Motor Unit Recruitment Matters
One area where heavy and light training do differ is muscle activation during a set. EMG studies show that heavier loads produce greater peak and mean muscle activation than lighter loads, at least in the early and middle portions of a set. At 75% of max, subjects showed peak activation values around 30% higher than at 30% of max.
This doesn’t automatically mean more growth, though. As a light set progresses toward failure, the body is forced to recruit larger motor units to keep the weight moving. By the final reps, activation levels climb substantially. This is why failure (or proximity to it) is so critical for high-rep training: the last few reps are where the high-threshold motor units finally get called into action. If you stop a set of 20 at rep 14 because it’s uncomfortable, you’ve missed the window where the most growth-prone fibers are actually working.
How to Program Bicep Training
A systematic review of training volume research suggests that 12 to 20 hard sets per week per muscle group is a reasonable target for trained individuals looking to maximize growth. For biceps, this includes any set where they’re a primary mover: curls obviously, but also chin-ups and underhand rows. Importantly, the review found no significant difference between moderate and high training volumes for bicep growth specifically, suggesting the biceps may not need as many sets as larger muscle groups like the quads.
Rather than committing entirely to high reps or low reps, most people will get the best results from rotating through different rep ranges across the week. A practical approach might look like heavier curls (6 to 10 reps) on one training day and lighter, higher-rep curls (15 to 25 reps) on another. This gives you the mechanical tension benefits of heavy loading and the metabolic stress benefits of lighter work, covering your bases regardless of your individual fiber type mix.
If you strongly prefer high reps for biceps, the evidence says that’s a perfectly valid choice for building size. Just make sure those sets are genuinely challenging at the end. Two or three reps left in reserve is fine. Stopping at a comfortable burn is not. The muscle doesn’t know what number you’re counting. It only knows whether the demand was high enough to trigger adaptation.
Blood Flow Restriction as a High-Rep Strategy
One scenario where high reps clearly shine for biceps is when combined with blood flow restriction (BFR) training, which involves wrapping a band or cuff around the upper arm to partially limit blood flow during a set. Research shows BFR training enhances bicep hypertrophy and strength at loads as low as 20 to 30% of max, producing results comparable to traditional heavy training.
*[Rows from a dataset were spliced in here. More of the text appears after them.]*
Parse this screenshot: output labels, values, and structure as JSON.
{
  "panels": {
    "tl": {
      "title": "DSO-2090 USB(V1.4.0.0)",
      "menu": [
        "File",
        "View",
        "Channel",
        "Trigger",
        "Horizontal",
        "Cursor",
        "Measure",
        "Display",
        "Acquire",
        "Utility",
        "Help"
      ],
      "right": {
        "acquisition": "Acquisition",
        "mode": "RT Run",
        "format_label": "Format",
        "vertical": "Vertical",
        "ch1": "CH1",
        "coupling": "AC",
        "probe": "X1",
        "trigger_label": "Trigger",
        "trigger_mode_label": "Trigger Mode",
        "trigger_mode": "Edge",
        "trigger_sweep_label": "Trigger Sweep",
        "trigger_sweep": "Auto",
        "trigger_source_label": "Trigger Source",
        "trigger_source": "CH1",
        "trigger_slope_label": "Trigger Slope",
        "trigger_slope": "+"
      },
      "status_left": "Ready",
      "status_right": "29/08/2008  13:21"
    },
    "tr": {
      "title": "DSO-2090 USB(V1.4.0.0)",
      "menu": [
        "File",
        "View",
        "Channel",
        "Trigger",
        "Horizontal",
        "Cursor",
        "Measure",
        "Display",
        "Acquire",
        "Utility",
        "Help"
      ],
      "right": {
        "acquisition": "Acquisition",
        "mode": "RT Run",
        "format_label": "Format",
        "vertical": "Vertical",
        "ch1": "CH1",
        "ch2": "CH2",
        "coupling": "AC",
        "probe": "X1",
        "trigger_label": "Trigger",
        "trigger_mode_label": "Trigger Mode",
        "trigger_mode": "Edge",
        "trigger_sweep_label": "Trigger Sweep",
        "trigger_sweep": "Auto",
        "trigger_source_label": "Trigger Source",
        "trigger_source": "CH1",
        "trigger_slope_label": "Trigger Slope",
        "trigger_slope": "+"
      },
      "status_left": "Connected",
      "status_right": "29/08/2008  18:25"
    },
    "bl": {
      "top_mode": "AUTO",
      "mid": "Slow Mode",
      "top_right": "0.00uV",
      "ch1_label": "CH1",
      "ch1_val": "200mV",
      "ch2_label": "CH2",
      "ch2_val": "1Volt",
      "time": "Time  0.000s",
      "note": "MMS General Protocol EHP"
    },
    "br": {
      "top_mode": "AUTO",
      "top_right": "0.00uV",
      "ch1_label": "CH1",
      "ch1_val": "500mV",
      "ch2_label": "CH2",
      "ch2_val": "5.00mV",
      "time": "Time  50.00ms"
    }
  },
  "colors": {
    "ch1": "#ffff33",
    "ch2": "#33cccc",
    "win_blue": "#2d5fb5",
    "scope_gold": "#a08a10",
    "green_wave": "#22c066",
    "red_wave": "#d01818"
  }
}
The restricted blood flow amplifies the metabolic stress of each rep, essentially making a light set behave like a much harder one from a growth-signaling perspective.
BFR is particularly useful for people working around joint pain, tendon issues, or injuries that make heavy curls uncomfortable. One study found that bicep thickness increased significantly in a BFR group training with light loads compared to a control group, even in people with existing shoulder problems. It’s not a replacement for conventional training in healthy lifters, but it’s a valuable tool when high reps are your only practical option.